NT72SE 7 77663 23887

See also NT72SE 32 Corbet Tower, Country House.


Corbet Tower.

This oblong free-standing structure, which stands on the left bank of Corbet Burn within 50ft of the modern mansion, covers so small an area as to suggest that what remains is only part of a larger building; yet the site is restricted except to the W, where at one time there stood an addition, and it is therefore possible that in the first instance the tower was no larger than at present. Measuring externally only 16ft 3in from E to W by 22ft 3in from N to S, it contains three storeys and a garret, all of them modernised internally.

Externally too there has been much alteration, most of the N gable, the whole of the wall-head, the gable crow-steps and the roof all being modern. The restoration was effected by Sir Charles Ker about 1820. (New Statistical Account [NSA] 1845). A plan is given in RCAHMS 1956, fig.433 and an illustration in RCAHMS 1956, fig.50.

The masonry is random rubble with freestone dressings. The entrance, opening to the W, has a moulded architrave and an inscribed lintel, the latter a member of the series mentioned on p.47 (supra); it bears in the centre the sacred monogram IHS flanked by two sets of initials, I B and B K, the last letter mutilated, while the date 1575 appears within a pelta-shaped panel in the upper dexter corner. Above the lintel springs a relieving arch. The only window on the gound floor is a modern one opening to the N, but there are two original oval gun-loops at this level in the E wall, the N one being unpierced and evidently introduced for symmetry. On the first floor an original chamfered window facing W has been built up, while a modern one has been broken out to the N. The built-up doorway in the W. wall was evidently broken out to give access to the upper floor of an addition which no longer exists. Above these openings there are two oval gun-loops; two similar gun-loops face E, and two more, with a small window between and slightly above them, face S. Another gun-loop also appears, at a lower level, on the S side.

At second-floor level a continuous moulded en- corbelment, on which the superstructure is over-sailed, runs along each wall. Above it there are two small windows with moulded margins facing W., while another one, with chamfered margins, faces S and a fourth, which is quite modern, faces E. The inside of the tower is now featureless. Its S half has been filled up by a newel-staircase, probably formed when the W addition was made; but this has been replaced by a modern stair.

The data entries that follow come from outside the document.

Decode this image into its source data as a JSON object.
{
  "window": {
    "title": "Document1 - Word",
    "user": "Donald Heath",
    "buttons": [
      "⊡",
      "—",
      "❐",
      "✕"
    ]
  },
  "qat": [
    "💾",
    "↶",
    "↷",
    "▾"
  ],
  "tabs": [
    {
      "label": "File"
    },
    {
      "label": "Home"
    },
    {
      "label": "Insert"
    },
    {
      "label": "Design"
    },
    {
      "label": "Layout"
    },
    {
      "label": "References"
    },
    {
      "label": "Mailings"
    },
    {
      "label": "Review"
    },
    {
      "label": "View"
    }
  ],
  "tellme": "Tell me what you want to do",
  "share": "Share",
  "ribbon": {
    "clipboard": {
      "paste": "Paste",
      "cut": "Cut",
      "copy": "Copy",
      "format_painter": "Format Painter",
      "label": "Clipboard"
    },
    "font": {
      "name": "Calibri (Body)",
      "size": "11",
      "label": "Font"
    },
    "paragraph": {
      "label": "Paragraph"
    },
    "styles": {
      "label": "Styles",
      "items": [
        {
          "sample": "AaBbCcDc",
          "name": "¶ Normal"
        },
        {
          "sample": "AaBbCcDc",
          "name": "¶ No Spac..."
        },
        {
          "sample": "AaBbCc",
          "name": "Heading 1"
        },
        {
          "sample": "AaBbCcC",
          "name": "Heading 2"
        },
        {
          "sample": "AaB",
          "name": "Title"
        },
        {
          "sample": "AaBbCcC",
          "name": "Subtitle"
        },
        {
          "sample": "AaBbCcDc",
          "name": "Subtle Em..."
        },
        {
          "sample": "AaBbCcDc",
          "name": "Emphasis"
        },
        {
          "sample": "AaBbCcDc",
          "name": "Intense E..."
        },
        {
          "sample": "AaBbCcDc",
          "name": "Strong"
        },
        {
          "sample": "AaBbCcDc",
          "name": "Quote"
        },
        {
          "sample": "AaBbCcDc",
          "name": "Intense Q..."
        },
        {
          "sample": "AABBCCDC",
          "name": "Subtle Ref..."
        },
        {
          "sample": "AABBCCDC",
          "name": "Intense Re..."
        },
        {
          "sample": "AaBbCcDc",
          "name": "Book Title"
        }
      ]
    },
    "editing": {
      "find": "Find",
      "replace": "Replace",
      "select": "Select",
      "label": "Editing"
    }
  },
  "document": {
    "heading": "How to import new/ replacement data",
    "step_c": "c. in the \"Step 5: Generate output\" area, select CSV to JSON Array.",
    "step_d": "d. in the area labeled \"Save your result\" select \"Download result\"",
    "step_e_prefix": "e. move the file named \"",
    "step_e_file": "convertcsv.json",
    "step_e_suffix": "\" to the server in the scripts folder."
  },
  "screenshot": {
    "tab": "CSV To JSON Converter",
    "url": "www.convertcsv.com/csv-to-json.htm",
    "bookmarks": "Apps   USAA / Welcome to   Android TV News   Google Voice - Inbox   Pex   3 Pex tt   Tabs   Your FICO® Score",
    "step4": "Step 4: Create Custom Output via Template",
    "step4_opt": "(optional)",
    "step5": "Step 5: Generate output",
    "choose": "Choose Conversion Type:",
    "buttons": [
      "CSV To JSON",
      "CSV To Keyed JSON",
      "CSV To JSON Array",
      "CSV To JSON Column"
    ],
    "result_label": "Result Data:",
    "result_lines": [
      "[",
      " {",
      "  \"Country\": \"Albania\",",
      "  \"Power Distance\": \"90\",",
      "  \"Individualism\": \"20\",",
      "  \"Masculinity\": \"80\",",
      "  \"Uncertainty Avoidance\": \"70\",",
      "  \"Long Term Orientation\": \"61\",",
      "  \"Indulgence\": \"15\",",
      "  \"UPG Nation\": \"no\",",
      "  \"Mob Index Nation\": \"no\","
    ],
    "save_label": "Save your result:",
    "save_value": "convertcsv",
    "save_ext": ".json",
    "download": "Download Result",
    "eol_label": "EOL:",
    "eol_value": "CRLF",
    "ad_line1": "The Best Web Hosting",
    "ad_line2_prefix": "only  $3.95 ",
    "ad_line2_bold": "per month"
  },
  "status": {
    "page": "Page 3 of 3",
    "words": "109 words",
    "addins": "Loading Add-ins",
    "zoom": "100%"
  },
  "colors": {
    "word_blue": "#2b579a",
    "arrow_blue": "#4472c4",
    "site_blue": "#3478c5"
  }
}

By the early 13th century the family of Corbet was already established in the neighbouring estate of Clifton. In 1544 'Corbet House' was burnt by the English under Sir George Bowes, (Letters and Papers, Henry VIII 1544), and The Statistical Account of Scotland (1795) mentions (Letters and Papers, Henry VIII 1544), that "the ruins of Whitton-castle and Corbet-house are the only remains of large buildings or places of strength in the parish" of Morebattle. Towards the close of the 16th century the Kers were lairds of Corbet; Whitton, on the other hand, belonged to the Bennets, as did the neighbouring estate of Grubet. It looks therefore as though the inscribed lintel at Corbet Tower (supra) had strayed thither either from Whitton or from Grubet, as the husband's initials, I B, suggest a Bennet while the wife, B K, may have been a Ker. Blaeu's Atlas marks "Grubethous" immediately N of "Corbetthous".

RCAHMS 1956, visited 5 July 1933.



Corbet Tower is as described and illustrated.

Visited by OS (EGC) 12 June 1968.


Sbc Note

Visibility: Standing structure or monument.